At 16, Sammy Santos should still be too young to have such a profound understanding of love and loss. Innocently, naïvely, he falls for Juliana Ríos, a tough girl with a collection of secrets and eyes of fire. She tells him to be careful, for he's bound to get hurt. And he will. And he does. But he already knows about hurt, he wants to tells her, ever since the death of his mom forced him to take on the responsibilities of an adult while still in his teens. He holds a cleaning job before school, prepares dinner, and cares for his kid sister Elena; in many ways he's more brother than son to his father, a kind, nurturing, hardworking man who's every bit as aware and understanding as Sammy.
Set at the tail end of the '60s, SAMMY & JULIANA IN HOLLYWOOD trades the superficial nostalgia and false romanticism of other tales about that summer of love for the livid honesty of emotion. A close friend gets drafted. Another overdoses. Gigi, a spunky Chicana, runs for class president, and later organizes a protest against the school's dress code. Mrs. Apodaca, Sammy's neighbor, cares for her ailing husband and practices her own form of tough love, until she becomes the one in need.

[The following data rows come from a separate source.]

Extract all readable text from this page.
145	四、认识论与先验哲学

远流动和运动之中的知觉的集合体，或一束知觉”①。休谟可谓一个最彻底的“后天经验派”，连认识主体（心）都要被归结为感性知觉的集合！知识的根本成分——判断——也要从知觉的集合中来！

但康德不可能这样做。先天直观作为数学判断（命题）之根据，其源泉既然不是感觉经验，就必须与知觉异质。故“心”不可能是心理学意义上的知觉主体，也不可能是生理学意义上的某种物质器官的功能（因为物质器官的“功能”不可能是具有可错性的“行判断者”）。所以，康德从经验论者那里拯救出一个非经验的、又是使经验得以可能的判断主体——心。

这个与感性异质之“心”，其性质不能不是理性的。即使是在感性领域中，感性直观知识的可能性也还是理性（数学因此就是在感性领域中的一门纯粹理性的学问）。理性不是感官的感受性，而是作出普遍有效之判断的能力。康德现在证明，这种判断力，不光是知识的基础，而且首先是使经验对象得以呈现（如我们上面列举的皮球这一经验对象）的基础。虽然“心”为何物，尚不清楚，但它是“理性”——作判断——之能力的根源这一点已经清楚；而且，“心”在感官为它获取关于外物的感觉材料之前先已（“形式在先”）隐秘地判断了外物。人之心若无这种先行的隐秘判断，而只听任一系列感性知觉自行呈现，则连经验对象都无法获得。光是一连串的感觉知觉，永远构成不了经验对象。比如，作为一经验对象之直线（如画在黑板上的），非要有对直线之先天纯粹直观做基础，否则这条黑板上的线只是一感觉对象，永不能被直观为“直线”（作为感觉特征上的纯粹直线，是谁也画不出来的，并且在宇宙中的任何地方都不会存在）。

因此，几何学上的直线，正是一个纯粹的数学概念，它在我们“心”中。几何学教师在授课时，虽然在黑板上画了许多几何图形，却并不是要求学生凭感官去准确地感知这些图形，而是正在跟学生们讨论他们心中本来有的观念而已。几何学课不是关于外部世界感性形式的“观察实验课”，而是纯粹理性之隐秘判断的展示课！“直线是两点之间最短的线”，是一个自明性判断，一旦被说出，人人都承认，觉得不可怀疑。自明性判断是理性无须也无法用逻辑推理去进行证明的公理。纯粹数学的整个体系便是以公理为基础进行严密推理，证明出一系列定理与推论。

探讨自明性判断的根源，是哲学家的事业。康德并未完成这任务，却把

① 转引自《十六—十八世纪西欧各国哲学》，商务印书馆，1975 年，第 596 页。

"Things never end the way you expect them to," Sammy says of his path in life. We make plans, our plans change, and we're left to pick up the pieces. Throughout it all, Sammy struggles with letting go. At times he loses himself in the moment, observing but not interacting, while at other times he becomes swept up in events larger than himself, an active participant in an inevitable tidal wave of change.
SAMMY & JULIANA is about finding resolution to those difficult transitions in life: Your first love. Moving. Graduation. Heartbreak. Death. Sometimes their impact comes immediately, other times their full weight sets in days, months, years after the fact. Despite Sammy's best efforts to resist, he's well aware it's in vain. "The living, they forget. But that's what we do. I didn't want to forget. Didn't matter, though, what I wanted. Each day I forgot a little more."
The way Sáenz writes, he captures perfectly the cadence, the nuance, of an adolescent Sammy telling the story of "the boy I was when I fell in love with a girl named Juliana," right down to the way he remembers every stolen kiss, every shared moment. In natural, lucid prose, Sáenz captures Sammy's half-formed thoughts, expressed in sentence fragments, and the confusion and uncertainty of an introspective, introverted boy on his path towards becoming a man. Sáenz' has an ear for dialogue, not just the idiosyncratic phrases and expressions that characterize the residents of Hollywood, but also the way that Sammy narrates his tale, in a poetic, lyrical manner that begs to be read out loud and shared with others, placed in the hands of anyone who's ever struggled with the confusion, loss, and contradictions that come with saying goodbye.